If you can find one orchestral player who holds a chair in any reputable orchestra, you'll find they were committed to the study and practice of that instrument from a pretty early age, if not like the concert soloists, the violinists, 'cellists, pianists, etc. - almost all of whom began concentrated study and practice at the age of no later than four, and did little else all the way through conservatory....

Working multi-instrumentalists, notably 'reed men,' are generally working in the non-classical genres, and perhaps started on one or more of their instruments later than four years of age, and their 'multiplicity' still sits within one family of instruments. There are careers possible then, as a multi-instrumentalist 

If music has 'bitten' you so strongly as to not let go, it may have given you drive, but you still need to choose which road you drive down, and not switch routes very often, if at all.

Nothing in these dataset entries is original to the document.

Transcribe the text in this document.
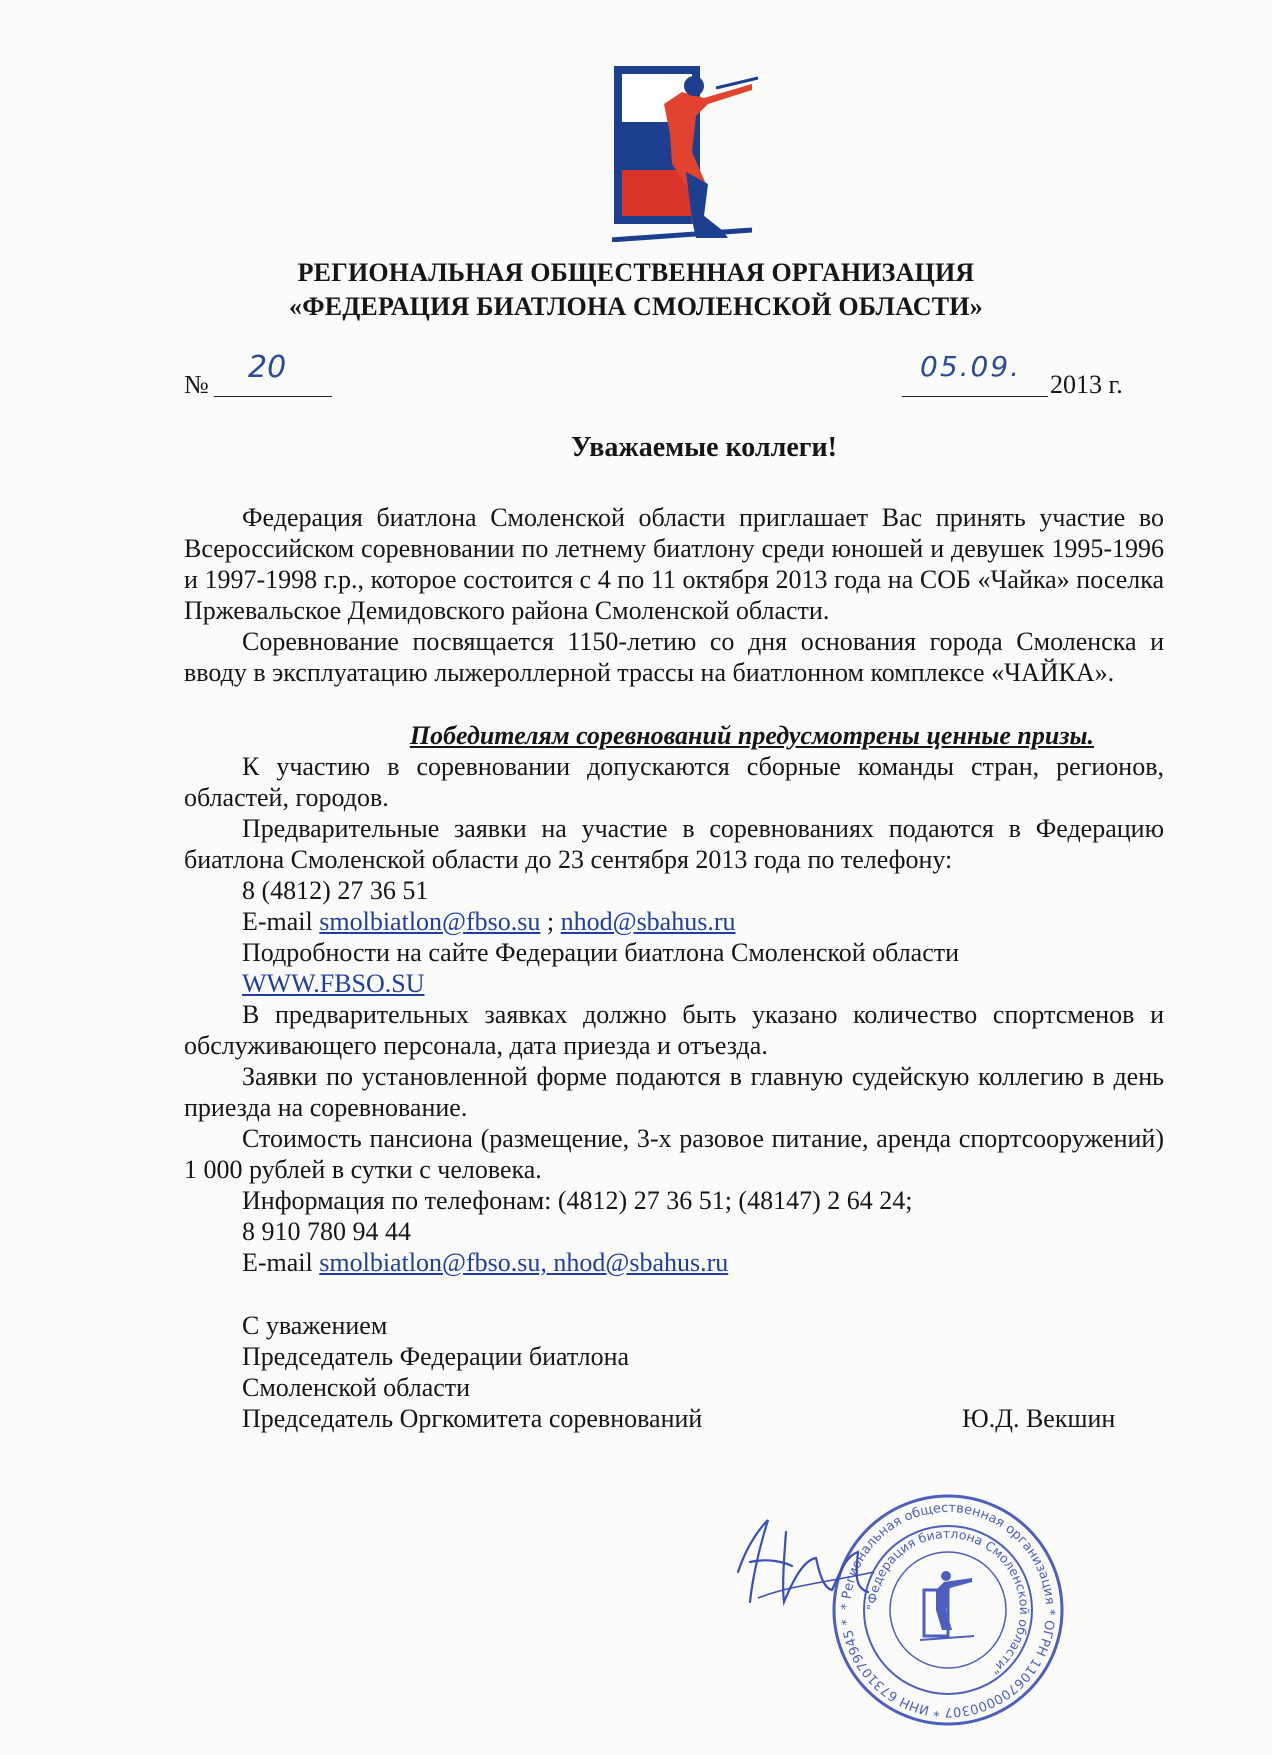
РЕГИОНАЛЬНАЯ ОБЩЕСТВЕННАЯ ОРГАНИЗАЦИЯ
«ФЕДЕРАЦИЯ БИАТЛОНА СМОЛЕНСКОЙ ОБЛАСТИ»
№ 20	05.09.
2013 г.
Уважаемые коллеги!

Федерация биатлона Смоленской области приглашает Вас принять участие во Всероссийском соревновании по летнему биатлону среди юношей и девушек 1995-1996 и 1997-1998 г.р., которое состоится с 4 по 11 октября 2013 года на СОБ «Чайка» поселка Пржевальское Демидовского района Смоленской области.

Соревнование посвящается 1150-летию со дня основания города Смоленска и вводу в эксплуатацию лыжероллерной трассы на биатлонном комплексе «ЧАЙКА».

Победителям соревнований предусмотрены ценные призы.

К участию в соревновании допускаются сборные команды стран, регионов, областей, городов.

Предварительные заявки на участие в соревнованиях подаются в Федерацию биатлона Смоленской области до 23 сентября 2013 года по телефону:

8 (4812) 27 36 51

E-mail smolbiatlon@fbso.su ; nhod@sbahus.ru

Подробности на сайте Федерации биатлона Смоленской области

WWW.FBSO.SU

В предварительных заявках должно быть указано количество спортсменов и обслуживающего персонала, дата приезда и отъезда.

Заявки по установленной форме подаются в главную судейскую коллегию в день приезда на соревнование.

Стоимость пансиона (размещение, 3-х разовое питание, аренда спортсооружений) 1 000 рублей в сутки с человека.

Информация по телефонам: (4812) 27 36 51; (48147) 2 64 24;

8 910 780 94 44

E-mail smolbiatlon@fbso.su, nhod@sbahus.ru

С уважением

Председатель Федерации биатлона

Смоленской области

Председатель Оргкомитета соревнований	Ю.Д. Векшин

* Региональная общественная организация * ОГРН 1106700000307 * ИНН 6731079945 *
"Федерация биатлона Смоленской области"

It so completely depends not so much on your wishes or intentions as much on if something is driving you - if it is, define it, you are not a young kid. If you want any kind of even modest career, i.e music as a career, you will have to focus on one instrument, and perhaps theory and comp, almost immediately. Otherwise you are likely to be too disperse, and not prepared, for most careers in music.


----------



## Moira

PetrB said:


> It so completely depends not so much on your wishes or intentions as much on if something is driving you - if it is, define it, you are not a young kid. If you want any kind of even modest career, i.e music as a career, you will have to focus on one instrument, and perhaps theory and comp, almost immediately. Otherwise you are likely to be too disperse, and not prepared, for most careers in music.


It is interesting that you should take this point of view. I take the opposite point of view. Unless you are a great instrumentalist, the chances are you are going to need skills in more than one area of music in order to make a living out of music. Certainly more than one style of music. So classical and jazz. Now clarinets, and occasionally flutes are found in jazz bands, but the ability to play the sax range plus clarinet and flute will get more work than just the clarinet or just the flute. Same with brass instruments. The ability to switch between trumpet and flugelhorn and some of the other smaller brass instruments will keep one working in the field of brass bands, orchestras and jazz ensembles. The ability to play both an organ and piano will help keyboard players earn a living as funeral and wedding musicians as well as accompanists. That sort of thing.


----------



## kv466

Haha,...this reminds me of being in high school band and I actually convinced the teacher to buy me an oboe and that I would play it! I must have had it for only a month before I started hinting and she knew me well by this point and so the lead clarinet player took it up and luckily it wasn't wasted money. 

Right about this time, however, I already knew guitar well and was working on piano, drums and bass. Little did I know when I dropped the oboe that I would never return to a wind instrument but that I would learn more than ten others. Playing instruments is fun and playing them with people is the only way for me. The only instruments I play professionally are guitar, bass, drums and vocals. All the others are purely for my personal pleasure.


----------



## ComposerOfAvantGarde

Drop the piano and clarinet. Pick up the heckelphone and the Ondes Martnot. When you're done with them I would reccomend the serpent and the ophicleide.